Son défilé, présenté le 27 septembre, s’inscrit dans une forme de continuité avec Matthieu Blazy. Même lieu, même genre de décor (des tabourets en verre coloré et des sculptures textiles), même vision du vêtement. Le travail de la matière constitue le point d’ancrage de la collection, en particulier la technique du cuir tressé (« intrecciato »), signature de la maison, qui se déploie en total look sur des chemises et sur des pantalons, ou par petites touches sur un col, un revers ou un bandana. Outre le cuir, les cotons et les soies sont aussi effilochés, torsadés ou noués, et Louise Trotter se sert même des fibres de verre recyclées pour recréer l’illusion de la fourrure sur des jupes au mouvement hypnotisant.
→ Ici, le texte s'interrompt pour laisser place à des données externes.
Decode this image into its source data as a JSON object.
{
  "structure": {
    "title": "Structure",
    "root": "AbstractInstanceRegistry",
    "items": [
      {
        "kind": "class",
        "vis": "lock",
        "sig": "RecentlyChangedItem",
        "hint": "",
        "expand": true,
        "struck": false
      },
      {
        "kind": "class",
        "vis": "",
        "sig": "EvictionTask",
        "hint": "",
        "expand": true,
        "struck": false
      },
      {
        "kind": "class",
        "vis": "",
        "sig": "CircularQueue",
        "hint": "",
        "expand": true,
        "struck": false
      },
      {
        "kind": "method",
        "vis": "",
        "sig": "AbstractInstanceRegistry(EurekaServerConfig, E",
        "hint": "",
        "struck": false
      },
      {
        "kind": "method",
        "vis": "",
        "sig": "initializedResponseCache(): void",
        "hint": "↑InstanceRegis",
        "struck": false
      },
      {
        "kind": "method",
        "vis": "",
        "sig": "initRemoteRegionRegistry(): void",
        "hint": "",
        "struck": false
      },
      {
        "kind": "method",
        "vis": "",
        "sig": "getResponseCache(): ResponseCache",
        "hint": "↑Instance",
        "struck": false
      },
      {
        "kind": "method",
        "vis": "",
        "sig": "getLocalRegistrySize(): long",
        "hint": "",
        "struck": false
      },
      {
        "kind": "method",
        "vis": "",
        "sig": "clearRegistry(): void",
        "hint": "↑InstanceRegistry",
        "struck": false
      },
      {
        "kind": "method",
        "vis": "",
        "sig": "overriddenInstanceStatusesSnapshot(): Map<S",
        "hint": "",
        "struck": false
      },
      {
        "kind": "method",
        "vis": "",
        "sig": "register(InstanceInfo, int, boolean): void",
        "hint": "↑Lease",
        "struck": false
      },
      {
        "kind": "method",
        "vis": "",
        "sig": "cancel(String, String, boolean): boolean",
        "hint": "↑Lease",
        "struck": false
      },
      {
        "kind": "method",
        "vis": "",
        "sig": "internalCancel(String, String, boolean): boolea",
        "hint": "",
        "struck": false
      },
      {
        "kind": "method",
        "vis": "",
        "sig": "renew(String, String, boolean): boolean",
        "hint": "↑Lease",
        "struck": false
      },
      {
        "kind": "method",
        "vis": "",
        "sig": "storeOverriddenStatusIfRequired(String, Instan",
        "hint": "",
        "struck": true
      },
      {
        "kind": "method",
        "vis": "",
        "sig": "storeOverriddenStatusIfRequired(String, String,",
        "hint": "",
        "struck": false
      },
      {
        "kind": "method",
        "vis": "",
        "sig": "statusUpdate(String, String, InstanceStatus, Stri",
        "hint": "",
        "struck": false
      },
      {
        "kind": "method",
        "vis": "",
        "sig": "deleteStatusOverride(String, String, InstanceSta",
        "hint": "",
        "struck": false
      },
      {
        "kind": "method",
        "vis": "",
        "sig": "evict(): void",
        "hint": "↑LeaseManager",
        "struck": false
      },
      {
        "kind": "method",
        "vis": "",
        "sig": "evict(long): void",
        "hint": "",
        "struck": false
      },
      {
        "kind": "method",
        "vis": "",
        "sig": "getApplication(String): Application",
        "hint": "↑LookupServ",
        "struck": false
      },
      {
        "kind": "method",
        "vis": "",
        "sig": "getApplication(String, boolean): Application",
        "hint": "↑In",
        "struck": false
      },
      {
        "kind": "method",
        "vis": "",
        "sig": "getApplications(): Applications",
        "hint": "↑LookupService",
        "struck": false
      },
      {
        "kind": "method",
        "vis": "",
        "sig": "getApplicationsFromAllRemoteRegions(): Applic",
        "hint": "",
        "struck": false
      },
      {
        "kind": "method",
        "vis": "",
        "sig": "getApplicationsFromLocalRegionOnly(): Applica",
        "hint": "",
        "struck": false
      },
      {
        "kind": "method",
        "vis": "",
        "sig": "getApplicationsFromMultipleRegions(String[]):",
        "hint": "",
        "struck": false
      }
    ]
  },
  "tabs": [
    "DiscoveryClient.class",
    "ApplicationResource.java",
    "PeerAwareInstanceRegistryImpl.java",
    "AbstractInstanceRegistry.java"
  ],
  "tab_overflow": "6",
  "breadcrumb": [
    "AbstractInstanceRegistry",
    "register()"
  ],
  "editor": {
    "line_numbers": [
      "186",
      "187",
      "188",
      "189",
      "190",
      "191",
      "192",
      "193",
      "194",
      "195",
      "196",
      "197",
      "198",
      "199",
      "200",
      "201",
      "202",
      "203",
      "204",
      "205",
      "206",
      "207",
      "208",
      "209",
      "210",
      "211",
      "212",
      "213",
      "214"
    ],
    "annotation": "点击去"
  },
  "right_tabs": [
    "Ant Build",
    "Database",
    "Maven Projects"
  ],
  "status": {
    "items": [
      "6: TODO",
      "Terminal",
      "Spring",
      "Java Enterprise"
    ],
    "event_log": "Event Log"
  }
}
L’ensemble est réussi, même si la prouesse artisanale semble parfois l’emporter sur les considérations esthétiques – le volume de certaines pièces ne les rendant pas très flatteuses. « La beauté de Bottega Veneta, c’est que c’est vraiment un atelier. Ce n’est pas l’histoire d’une personne, mais d’une communauté de gens qui travaillent ensemble », s’enthousiasme Louise Trotter. Il n’empêche qu’à l’avenir, elle pourrait esquisser une vision plus personnelle de la maison, elle n’en serait sans doute que plus belle.